У меня не было ни одной мысли, которая не была бы нападением на содержание обычаев и морали, которое только и оправдывал этот дом и его устав. И не было никакого решения, которое внутри себя не содержало бы зародыша свержения. Но масса заключенных покорилась. Она жила в глухой, животной летаргии; отдельные, которые вскакивали в яростной ненависти, которые на унизительное слово отвечали тем, что громили и разбивали все оказавшиеся в их досягаемости предметы, были, тем не менее, связаны с массой, поддерживались ею короткими криками или же предавались с собачьей покорностью и выдавались ею ради маленьких, позорных преимуществ. То, что прозябало вокруг меня в камерах и рабочих помещениях, вовсе не было отребьем упорядоченного буржуазного мира, куда больше оно само было буржуазным до самого последнего вывода, было удобным, связанным с порядком, в ноющем страхе перед каждым решением и слишком похожим на общество, которое само сначала вырастило этот вид преступности для того, чтобы потом давить его между камнем и железом, чем если бы он мог бы решиться на грандиозный удар по этому буржуазному лицо. В этих людях не жила ни одна искра бунтовской силы, никакая идея не наполняла их, никакое упрямство, никакая гордость извергнутых не придавали им импульс. Но мне казалось признаком преступления то, что оно было направлено на разрушение господствующего порядка, не на то, чтобы лучше устроиться в нем с помощью недозволенных средств.

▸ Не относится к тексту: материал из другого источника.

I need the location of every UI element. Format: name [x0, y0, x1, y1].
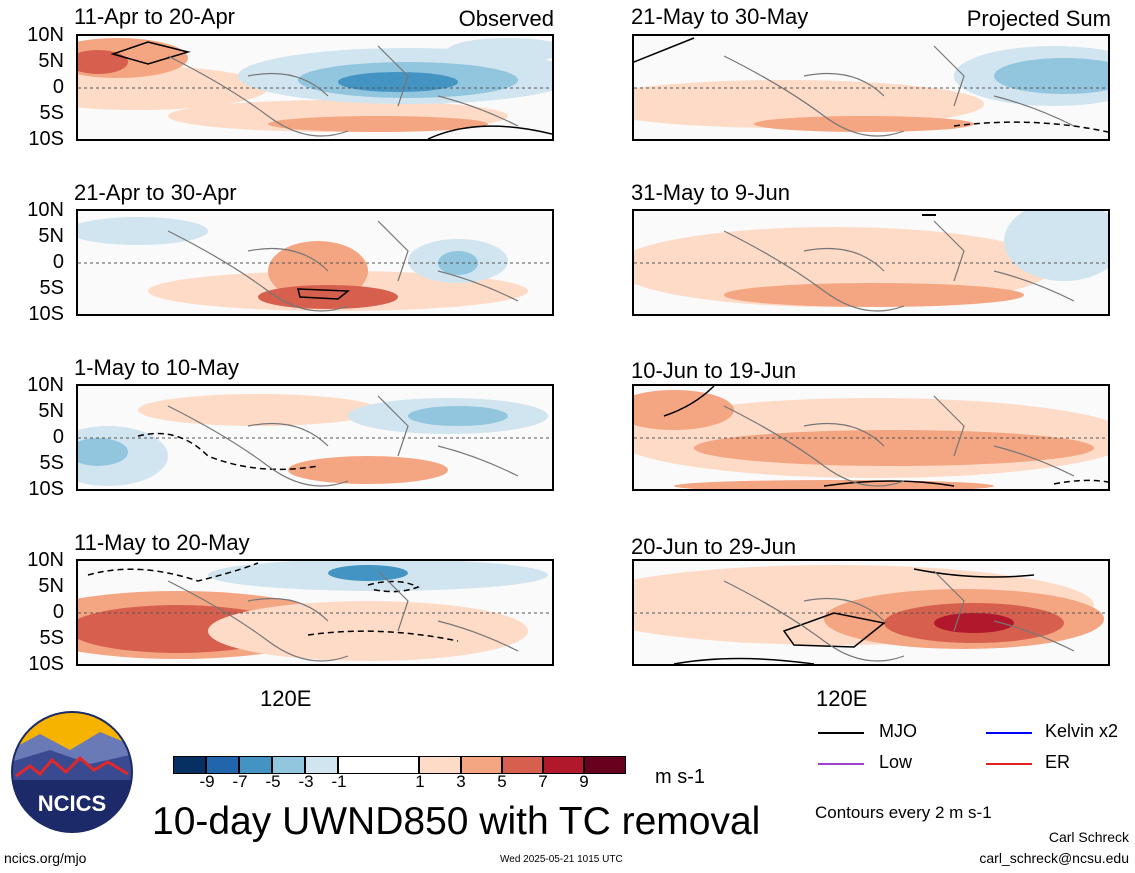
panel-title-proj-1: 21-May to 30-May — [631, 4, 809, 29]
legend-line-er — [986, 763, 1032, 765]
map-proj-1 — [632, 34, 1110, 141]
colorbar-tick: -9 — [199, 772, 215, 791]
colorbar-swatch — [584, 756, 626, 774]
lat-label-5s: 5S — [39, 452, 64, 474]
ncics-logo: NCICS — [10, 710, 134, 834]
colorbar-swatch — [272, 756, 305, 774]
map-obs-4 — [76, 559, 554, 666]
legend-label-low: Low — [879, 752, 913, 772]
x-axis-label-left: 120E — [260, 686, 312, 711]
colorbar-tick: 3 — [456, 772, 466, 791]
lat-label-eq: 0 — [52, 426, 64, 448]
colorbar-swatch — [305, 756, 338, 774]
legend-label-kelvin: Kelvin x2 — [1045, 721, 1119, 741]
legend-label-er: ER — [1045, 752, 1071, 772]
lat-label-10n: 10N — [27, 199, 64, 221]
lat-label-5n: 5N — [38, 400, 64, 422]
panel-title-obs-3: 1-May to 10-May — [74, 355, 240, 380]
colorbar-tick: 1 — [415, 772, 425, 791]
panel-title-obs-2: 21-Apr to 30-Apr — [74, 180, 237, 205]
map-obs-1 — [76, 34, 554, 141]
lat-label-5s: 5S — [39, 277, 64, 299]
panel-title-obs-1: 11-Apr to 20-Apr — [74, 4, 236, 29]
author-email: carl_schreck@ncsu.edu — [979, 850, 1129, 866]
lat-label-10n: 10N — [27, 549, 64, 571]
colorbar-swatch — [419, 756, 461, 774]
timestamp: Wed 2025-05-21 1015 UTC — [500, 854, 623, 865]
colorbar-tick: 7 — [538, 772, 548, 791]
colorbar-tick: -5 — [265, 772, 281, 791]
lat-label-eq: 0 — [52, 251, 64, 273]
figure-title: 10-day UWND850 with TC removal — [152, 800, 761, 843]
map-proj-3 — [632, 384, 1110, 491]
contour-note: Contours every 2 m s-1 — [815, 803, 992, 822]
observed-label: Observed — [458, 6, 554, 31]
legend-line-mjo — [818, 732, 864, 734]
colorbar-swatch — [239, 756, 272, 774]
legend-label-mjo: MJO — [879, 721, 917, 741]
lat-label-eq: 0 — [52, 76, 64, 98]
lat-label-5s: 5S — [39, 102, 64, 124]
map-obs-2 — [76, 209, 554, 316]
lat-label-5n: 5N — [38, 50, 64, 72]
colorbar-swatch — [461, 756, 502, 774]
colorbar-swatch — [502, 756, 543, 774]
colorbar-swatch — [206, 756, 239, 774]
colorbar-swatch — [338, 756, 419, 774]
projected-sum-label: Projected Sum — [966, 6, 1111, 31]
lat-label-10n: 10N — [27, 24, 64, 46]
map-proj-2 — [632, 209, 1110, 316]
colorbar-tick: -7 — [232, 772, 248, 791]
colorbar-tick: -1 — [331, 772, 347, 791]
panel-title-proj-4: 20-Jun to 29-Jun — [631, 534, 797, 559]
lat-label-eq: 0 — [52, 601, 64, 623]
lat-label-10s: 10S — [28, 653, 64, 675]
lat-label-5n: 5N — [38, 225, 64, 247]
map-proj-4 — [632, 559, 1110, 666]
panel-title-proj-3: 10-Jun to 19-Jun — [631, 358, 797, 383]
map-obs-3 — [76, 384, 554, 491]
legend-line-kelvin — [986, 732, 1032, 734]
colorbar-swatch — [543, 756, 584, 774]
panel-title-obs-4: 11-May to 20-May — [74, 530, 250, 555]
colorbar-tick: -3 — [298, 772, 314, 791]
lat-label-5s: 5S — [39, 627, 64, 649]
lat-label-10n: 10N — [27, 374, 64, 396]
colorbar-swatch — [173, 756, 206, 774]
x-axis-label-right: 120E — [816, 686, 868, 711]
legend-line-low — [818, 763, 864, 765]
logo-text: NCICS — [38, 791, 106, 816]
units-label: m s-1 — [655, 766, 705, 788]
author-name: Carl Schreck — [1048, 829, 1129, 845]
panel-title-proj-2: 31-May to 9-Jun — [631, 180, 790, 205]
lat-label-10s: 10S — [28, 478, 64, 500]
lat-label-10s: 10S — [28, 128, 64, 150]
colorbar-tick: 5 — [497, 772, 507, 791]
site-link[interactable]: ncics.org/mjo — [4, 850, 87, 866]
colorbar-tick: 9 — [579, 772, 589, 791]
lat-label-10s: 10S — [28, 303, 64, 325]
lat-label-5n: 5N — [38, 575, 64, 597]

Пришло время, когда слухи жужжали по тюрьме, шепотом передавались из уст в уста, разносились от камеры к камере. Шепот, полный радостных надежд, хорошо вскормленный полунамеками чувствующих себя компетентными и милосердными тюремщиков, поднимался в общих спальнях и рабочих помещениях. Это началось в день, в который на вершине башни развевался приспущенный флаг. Рейхспрезидент умер, объявил священник с кафедры, и едва он сказал это, как беспокойство поднялось в помещении. Среди заключенных не было ни одного, который не думал бы об одном и том же, который даже одним коротким взглядом не мог молниеносно поделиться этим с другими. Если рейхспрезидент умер, то должен быть выбран новый — и тогда, наверняка, будет амнистия. И скоро уже сообщалось, что в Рейхстаге уже совещаются об этом.